How do you delete unnecessary characters from the text.match(regexp)??
I want to replace the date from yyyy-mm-dd to yyyy/mm/dd.
So I want to replace “-” with “/”.
Is it hard to do?
Hi Toffee,
Great to hear you enjoyed the post.
If when you extract your dates you want to paste them with / instead of – , your best bet is to run a small function after you have run your equivalent of extractStudentIDs(text) for your project.
Something like this would do the trick:
dates = ["2020-10-01","2020-09-31","2020-02-08","2020-05-22"] // This would be your data extracted from your pdf
let changeDates = dates.map(element => element.replaceAll("-","/"))
console.log(changeDates)
Live Demo
If you are planning on updating the pdf, well.. that is a little bit more tricky and if your pdf is a complex document then I would not recommend using Google Apps Script just yet to update and change, though I am sure that they are on the case. If, however, your pdf is fairly basic, you might have luck extracting it as a blob, updating it with Google Apps Script with Google Sheets and then exporting it again as a PDF. Parts of the tutorial below may prove useful for this:
Create a Student Certificate of Attendance with Google Slides and Export it as a PDF or Print it
Cheers,
Yagi
Hi,
How to extract more than 5 data fields from pdf? Excellent content.
Thanks!
Hi Yagi, Great post! Very helpful and useful. However, I am having an issue. My pdf file is more than 200 pages but the .doc file created seems to have an 80-page limit.
Ooof!

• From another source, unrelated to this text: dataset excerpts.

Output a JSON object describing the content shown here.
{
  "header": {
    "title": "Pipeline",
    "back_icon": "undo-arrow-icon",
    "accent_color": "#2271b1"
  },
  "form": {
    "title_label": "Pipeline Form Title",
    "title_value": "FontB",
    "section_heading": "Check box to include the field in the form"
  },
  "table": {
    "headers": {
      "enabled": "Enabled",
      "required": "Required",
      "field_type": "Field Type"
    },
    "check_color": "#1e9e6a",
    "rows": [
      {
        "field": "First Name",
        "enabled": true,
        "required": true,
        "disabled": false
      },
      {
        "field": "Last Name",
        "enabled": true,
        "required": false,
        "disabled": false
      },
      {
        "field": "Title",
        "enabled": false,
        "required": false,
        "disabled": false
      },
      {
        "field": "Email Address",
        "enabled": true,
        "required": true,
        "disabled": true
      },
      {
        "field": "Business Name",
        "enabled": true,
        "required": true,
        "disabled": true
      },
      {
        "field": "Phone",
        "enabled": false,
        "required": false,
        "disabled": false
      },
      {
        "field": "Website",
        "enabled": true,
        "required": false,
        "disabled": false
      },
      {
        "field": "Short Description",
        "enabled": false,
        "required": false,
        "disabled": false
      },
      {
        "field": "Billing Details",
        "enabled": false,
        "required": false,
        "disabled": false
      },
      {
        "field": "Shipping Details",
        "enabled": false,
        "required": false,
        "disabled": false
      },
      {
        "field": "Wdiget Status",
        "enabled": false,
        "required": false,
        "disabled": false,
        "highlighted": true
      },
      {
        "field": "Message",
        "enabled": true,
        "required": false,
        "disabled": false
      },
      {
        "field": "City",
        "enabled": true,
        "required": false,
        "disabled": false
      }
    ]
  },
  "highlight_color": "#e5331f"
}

I think you may have hit a max boundary, Mohammad. I’d say the 80 page limit is the max memory cache value. You could possibly loop through the document and register a block at a time, but I just don’t think Apps Script was designed for that kind of work. Maybe try using PDF Parse or something like it for your solution.
~Yagi
Hello Sir,
I needs to add more columns in google sheet ID, Date, Designation, Name Like this, So how to do that
I am more of a user than scriptor now-a-days, but I could manage if needed.

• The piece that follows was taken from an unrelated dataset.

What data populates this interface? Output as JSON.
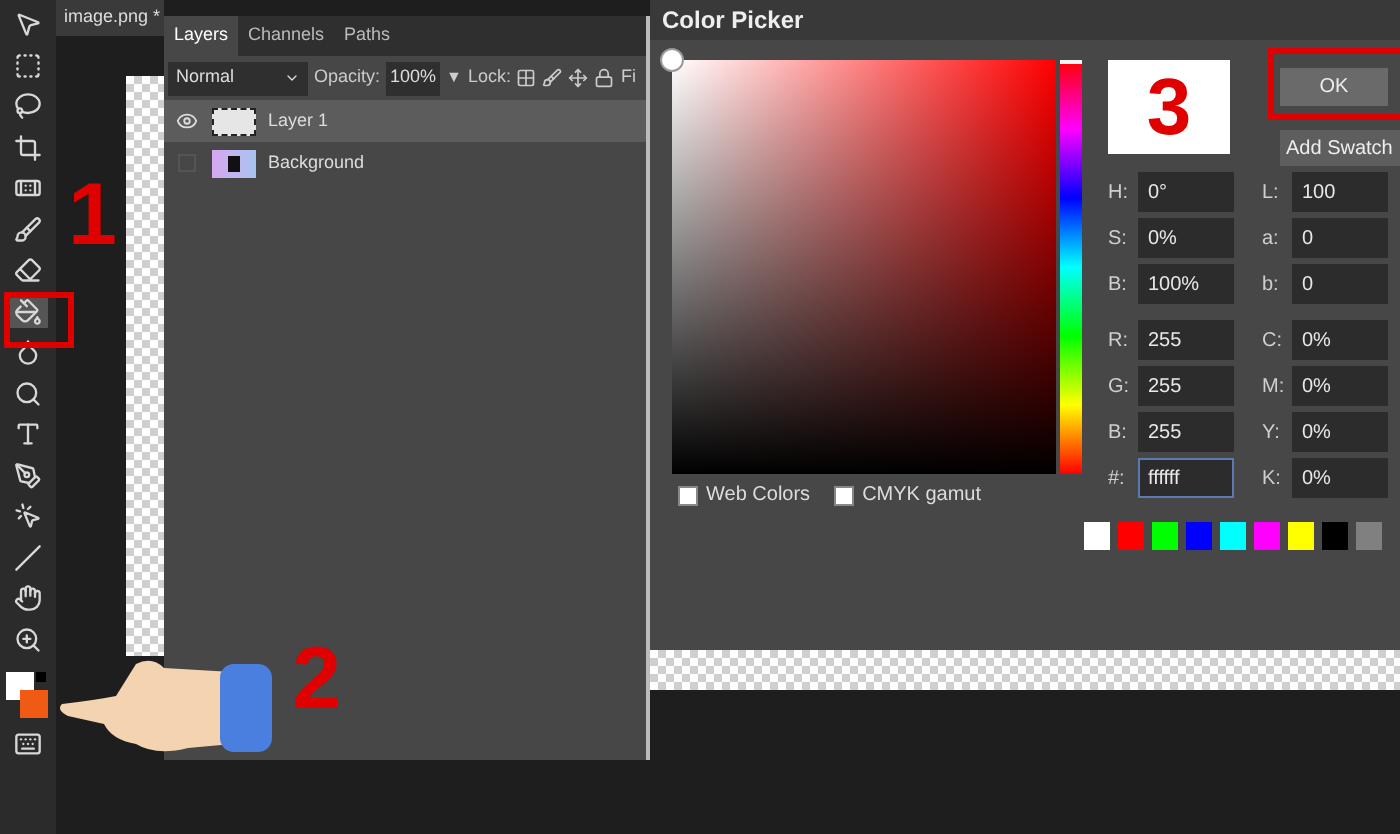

I am sharing a lot of PDF files to different people, from my google drive lately. One, in particular, is my father.
In order to make good use of collaboration we discuss technical manuals often and I need to lead him to certain spots in a document. **First warning about size: I see a comment that maybe size plays a role in an error, so perhaps that is an issue for my use-case.
As far as Google is concerned, I should be able to open a PDF, add a comment at a page, and grab a link to that comment to send to him.
This often works, but also often it brings up the pdf doc to a page far away form the comment position.
**Multiple attempts to paste&go in the browser will bring up positions all over throughout the pdf document.
I went searching for a solution and found none, so I decided that to see a list of comments might be of benefit. *He could scroll down to the one we will talk about.
…This seems to NOT be an option in the Google viewer – Show List of comments to the PDF.
This has me thinking, based on your exercise, is there a reasonably simple way to use your approach to list out the comments in a pdf? And even point to the position of these comments?
I would PAY to be able to do this consistently.
Thank you for sharing all that you do! It has been a welcome experience in my digital – Google work flow.
great useful tool it is.
How can we extract the two patterns using the same function. my example is a. 64021920.1.1 and 64021920.12.1. i can able to extract from only pattern as of now.
Google removed V2, so this doesn’t work anymore.
Not true. V2 is still available from the dropdown menu in the Google Drive API under Version. You can see a dropdown selector to the right of the field.
I have updated the tutorial with some more clarity on this.